O presidente Luiz Inácio Lula da Silva voltou a defender mudanças na Organização das Nações Unidas (ONU) e nas instituições financeiras de Bretton Woods. Na opinião dele, elas "requerem reformas para deixarem de ser uma sombra distorcida de um passado há muito superado". Lula advertiu ainda que, "ao primeiro sinal da recuperação econômica mundial, não se deve abandonar os compromissos com mudanças profundas" e avisou que vai levar este recado à reunião do G-20 em Toronto, nos dias 26 e 27 de junho. "Agora que a instabilidade voltou, reafirmaremos a urgência de corrigir desequilíbrios, discriminações e injustiças que levaram à crise".

TÂNIA MONTEIRO, Agência Estado

27 Maio 2010 | 17h53

A declaração de Lula foi feita após reunião com o primeiro-ministro da Turquia , Recep Tayyip Erdogan. Ambos defenderam o aumento do comércio entre os dois países, e o premiê turco citou que 160 empresários de seu país vieram ao Brasil. Lula citou que o comércio entre Brasil e Turquia aumentou 330% entre 2002 e 2008, tendo superado US$ 1 bilhão. "Mas nosso potencial é maior", avisou, tese endossada pelo primeiro-ministro turco depois, dizendo que os números hoje, são "insuficientes" e prometem "salto qualitativo no curto prazo".

Flexibilidade

O presidente Lula afirmou que "a flexibilidade, e não o dogmatismo, aproxima os povos" e que "é o engajamento construtivo, não o isolamento e a punição que nos leva ao entendimento". Segundo ele, este foi o espírito que norteou a atuação dos dois países na negociação com o Irã.

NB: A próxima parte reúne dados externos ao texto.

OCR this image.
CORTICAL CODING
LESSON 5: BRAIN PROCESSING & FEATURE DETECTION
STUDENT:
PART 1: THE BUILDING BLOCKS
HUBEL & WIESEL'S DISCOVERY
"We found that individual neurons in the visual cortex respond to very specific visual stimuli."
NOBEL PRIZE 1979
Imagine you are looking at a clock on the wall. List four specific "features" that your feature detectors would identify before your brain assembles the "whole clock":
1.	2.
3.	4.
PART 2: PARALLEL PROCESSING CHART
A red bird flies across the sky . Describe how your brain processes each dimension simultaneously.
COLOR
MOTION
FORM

"A declaração de Teerã constitui oportunidade que não pode ser desperdiçada. Ela não resolve todos os problemas de uma única vez, mas restabelece as condições para o diálogo como caminho mais eficiente para superar divergências e construir a confiança em torno do objetivo exclusivamente pacífico do programa nuclear iraniano", afirmou Lula.

"Queremos superar dogmas e temores que empobrecem o convívio entre as nações, reduzem os espaços de cooperação e conduzem o mundo a riscos inaceitáveis", afirmou Lula no seu discurso ao lado do primeiro-ministro turco, acrescentando que, por isso, defende um Oriente Médio desnuclearizado e em paz porque não concorda que a região esteja "fadada ao conflito". Em seguida, citou que Brasil e Turquia são exemplos de que esta convivência pode ser pacífica e harmoniosa entre muçulmanos e judeus.